I'm a big fan of JSR303 Bean Validation for this as it is very rich, pretty
standard and is an active JSR, with some tooling support. It works equally
well in UI and server code, which is a definite requirement for me, since
when doing a desktop client-server app we need to validate on the client
for presentation reasons, but also validate on the server for security
reasons (since you can never trust that the client app is your app). My
preferred validation framework is basically a JFX based presentation layer
on top of JSR303.

This brings us back again to the issue of what is 'core' and what is higher
level as it uses a third party library (although it is a JSR, so perhaps
that helps). I noticed when I first raised the topic that while JSR303
seems awesome to me, others had some concern about the need to validate a
whole 'bean' rather than just simple, individual field validation built
into Controls. This would not work for me, but I can see the appeal with a
simple API so we once again have more than one 'acceptable' approach. There
was also some concern about JSR303 using annotations, the Scala people had
trouble with this I think (although I'm personally not sure that's a good
reason not to use it). So we hit that question again of whether JFX should
provide an out-of-the-box solution or just plumbing that an open source
project (or projects) can build upon to provide higher level utilities.

Looking at just the low level plumbing aspects, the things that JFX was
lacking that would make my specific validation framework easier to
implement are discussed in this thread:

The ability to visually annotate or mark up a node (or control) is the key
one for me. This would be useful both for validation frameworks but would
also have much wider applications (which is a good test of 'plumbing' in my
mind), such as marking up nodes for 'live help' or highlighting nodes when
doing a guided walk-through of an application in 'tutorial mode'.

After our discussions in that thread I've personally come to the conclusion
that a consistent 'value' property is not actually a strong requirement but
that some of the controls (i.e. ChoiceBox) were just lacking a value
property and I believe this has been is or is being addressed.

Additionally to the earlier issues, the other big plumbing thing that was
not up to the level needed yet was the JFX Tooltip API. The current tooltip
mechanism is very simple and I really would have benefited from being able
to specify specific tooltip timings and features on a per-control basis
(i.e. when a field has an error I want to be able to show the tooltip
instantly when the field has focus and keep it visible, but without an
error, the tooltip can go back to normal).
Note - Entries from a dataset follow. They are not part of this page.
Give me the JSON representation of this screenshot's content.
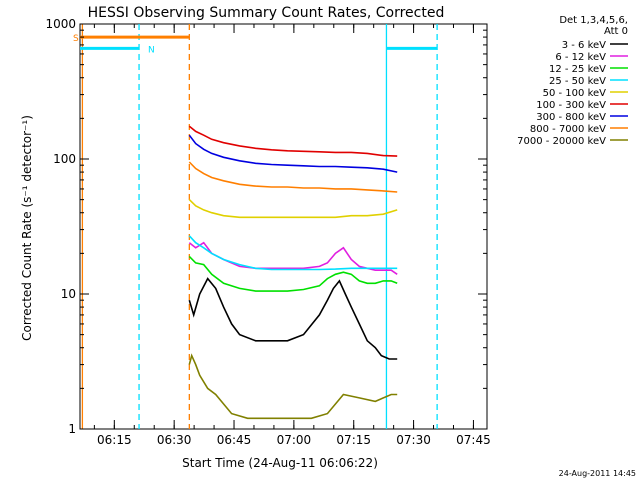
{
  "chart_data": {
    "type": "line",
    "title": "HESSI Observing Summary Count Rates, Corrected",
    "xlabel": "Start Time (24-Aug-11 06:06:22)",
    "ylabel": "Corrected Count Rate (s⁻¹ detector⁻¹)",
    "yscale": "log",
    "ylim": [
      1,
      1000
    ],
    "xlim_minutes_after_start": [
      0,
      102
    ],
    "x_ticks": [
      {
        "label": "06:15",
        "min": 8.6
      },
      {
        "label": "06:30",
        "min": 23.6
      },
      {
        "label": "06:45",
        "min": 38.6
      },
      {
        "label": "07:00",
        "min": 53.6
      },
      {
        "label": "07:15",
        "min": 68.6
      },
      {
        "label": "07:30",
        "min": 83.6
      },
      {
        "label": "07:45",
        "min": 98.6
      }
    ],
    "y_ticks": [
      {
        "label": "1",
        "value": 1
      },
      {
        "label": "10",
        "value": 10
      },
      {
        "label": "100",
        "value": 100
      },
      {
        "label": "1000",
        "value": 1000
      }
    ],
    "legend": {
      "placement": "right",
      "header": [
        "Det 1,3,4,5,6,",
        "Att 0"
      ],
      "entries": [
        {
          "label": "3 - 6 keV",
          "color": "#000000"
        },
        {
          "label": "6 - 12 keV",
          "color": "#e020e0"
        },
        {
          "label": "12 - 25 keV",
          "color": "#00e000"
        },
        {
          "label": "25 - 50 keV",
          "color": "#00e0ff"
        },
        {
          "label": "50 - 100 keV",
          "color": "#e0d000"
        },
        {
          "label": "100 - 300 keV",
          "color": "#e00000"
        },
        {
          "label": "300 - 800 keV",
          "color": "#0000e0"
        },
        {
          "label": "800 - 7000 keV",
          "color": "#ff7f00"
        },
        {
          "label": "7000 - 20000 keV",
          "color": "#808000"
        }
      ]
    },
    "series": [
      {
        "name": "3 - 6 keV",
        "color": "#000000",
        "x": [
          27.4,
          28.5,
          30,
          32,
          34,
          36,
          38,
          40,
          44,
          48,
          52,
          56,
          60,
          62,
          63.5,
          65,
          66.5,
          68,
          70,
          72,
          74,
          75.5,
          77.5,
          79.5
        ],
        "y": [
          9,
          7,
          10,
          13,
          11,
          8,
          6,
          5,
          4.5,
          4.5,
          4.5,
          5,
          7,
          9,
          11,
          12.5,
          10,
          8,
          6,
          4.5,
          4,
          3.5,
          3.3,
          3.3
        ]
      },
      {
        "name": "6 - 12 keV",
        "color": "#e020e0",
        "x": [
          27.4,
          29,
          31,
          33,
          36,
          40,
          44,
          48,
          52,
          56,
          60,
          62,
          64,
          66,
          68,
          70,
          72,
          74,
          76,
          78,
          79.5
        ],
        "y": [
          24,
          22,
          24,
          20,
          18,
          16,
          15.5,
          15.5,
          15.5,
          15.5,
          16,
          17,
          20,
          22,
          18,
          16,
          15.5,
          15,
          15,
          15,
          14
        ]
      },
      {
        "name": "12 - 25 keV",
        "color": "#00e000",
        "x": [
          27.4,
          29,
          31,
          33,
          36,
          40,
          44,
          48,
          52,
          56,
          60,
          62,
          64,
          66,
          68,
          70,
          72,
          74,
          76,
          78,
          79.5
        ],
        "y": [
          19,
          17,
          16.5,
          14,
          12,
          11,
          10.5,
          10.5,
          10.5,
          10.8,
          11.5,
          13,
          14,
          14.5,
          14,
          12.5,
          12,
          12,
          12.5,
          12.5,
          12
        ]
      },
      {
        "name": "25 - 50 keV",
        "color": "#00e0ff",
        "x": [
          27.4,
          29,
          31,
          33,
          36,
          40,
          44,
          48,
          52,
          56,
          60,
          64,
          68,
          72,
          76,
          79.5
        ],
        "y": [
          27,
          24,
          22,
          20,
          18,
          16.5,
          15.5,
          15.2,
          15.2,
          15.2,
          15.2,
          15.3,
          15.5,
          15.5,
          15.5,
          15.5
        ]
      },
      {
        "name": "50 - 100 keV",
        "color": "#e0d000",
        "x": [
          27.4,
          29,
          31,
          33,
          36,
          40,
          44,
          48,
          52,
          56,
          60,
          64,
          68,
          72,
          76,
          79.5
        ],
        "y": [
          50,
          45,
          42,
          40,
          38,
          37,
          37,
          37,
          37,
          37,
          37,
          37,
          38,
          38,
          39,
          42
        ]
      },
      {
        "name": "100 - 300 keV",
        "color": "#e00000",
        "x": [
          27.4,
          29,
          31,
          33,
          36,
          40,
          44,
          48,
          52,
          56,
          60,
          64,
          68,
          72,
          76,
          79.5
        ],
        "y": [
          175,
          160,
          150,
          140,
          132,
          125,
          120,
          117,
          115,
          114,
          113,
          112,
          112,
          110,
          106,
          105
        ]
      },
      {
        "name": "300 - 800 keV",
        "color": "#0000e0",
        "x": [
          27.4,
          29,
          31,
          33,
          36,
          40,
          44,
          48,
          52,
          56,
          60,
          64,
          68,
          72,
          76,
          79.5
        ],
        "y": [
          150,
          130,
          118,
          110,
          103,
          97,
          93,
          91,
          90,
          89,
          88,
          88,
          87,
          86,
          84,
          80
        ]
      },
      {
        "name": "800 - 7000 keV",
        "color": "#ff7f00",
        "x": [
          27.4,
          29,
          31,
          33,
          36,
          40,
          44,
          48,
          52,
          56,
          60,
          64,
          68,
          72,
          76,
          79.5
        ],
        "y": [
          95,
          85,
          78,
          73,
          69,
          65,
          63,
          62,
          62,
          61,
          61,
          60,
          60,
          59,
          58,
          57
        ]
      },
      {
        "name": "7000 - 20000 keV",
        "color": "#808000",
        "x": [
          27.4,
          28,
          29,
          30,
          32,
          34,
          38,
          42,
          46,
          50,
          54,
          58,
          62,
          66,
          70,
          74,
          78,
          79.5
        ],
        "y": [
          3,
          3.5,
          3,
          2.5,
          2,
          1.8,
          1.3,
          1.2,
          1.2,
          1.2,
          1.2,
          1.2,
          1.3,
          1.8,
          1.7,
          1.6,
          1.8,
          1.8
        ]
      }
    ],
    "overlays": {
      "flags": [
        {
          "label": "S",
          "color": "#ff7f00",
          "segments": [
            [
              0,
              27.4
            ]
          ],
          "level": 800
        },
        {
          "label": "N",
          "color": "#00e0ff",
          "segments": [
            [
              0,
              14.8
            ],
            [
              76.8,
              89.5
            ]
          ],
          "level": 660
        }
      ],
      "vlines": [
        {
          "min": 0.6,
          "color": "#ff7f00",
          "style": "solid"
        },
        {
          "min": 14.8,
          "color": "#00e0ff",
          "style": "dashed"
        },
        {
          "min": 27.4,
          "color": "#ff7f00",
          "style": "dashed"
        },
        {
          "min": 76.8,
          "color": "#00e0ff",
          "style": "solid"
        },
        {
          "min": 89.5,
          "color": "#00e0ff",
          "style": "dashed"
        }
      ]
    },
    "grid": false
  },
  "footer": {
    "timestamp": "24-Aug-2011 14:45"
  }
}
There is an existing JIRA
request for this sort of thing:

On Tue, Feb 21, 2012 at 5:07 AM, Jeff McDonald < at>wrote:

> As part of the App kernel frameworks discussion Richard has discussed the
> need for a validation frameworks. I'm breaking out the discussion on
> validation because the topic is broad enough to benefit from a focused
> discussion.
> My random thoughts:
> - All of Java can benefit from validation, and not just JavaFX. Where
> should a validation frameworks fit into the Java ecosystem?
> - Thinking about validation there are two categories that I can think of
> (1)passive validation - this is the most obvious. A users types in a value
> and submits it and validation is performed and either the input is bad or
> it's good. (2) active validation - input is evaluated and validated during
> the input process. As an example: Let's say you have a field that accepts
> an email address. With passive validation the user could be informed that
> they entered an invalid email address. In an active validation system the
> field could restrict the user from entering invalid characters or stop
> accepting input once a maximum size is reached.
> - JavaFX can benefit from both passive and active forms of validation. The
> important question becomes how to implement validation into the UI. Where
> to place the hooks and response behavior in the UI code.
> - What things work great in existing validation frameworks? What sucks?
> - What libraries do you use? Why did you pick that library?
> - What is missing from existing validation frameworks?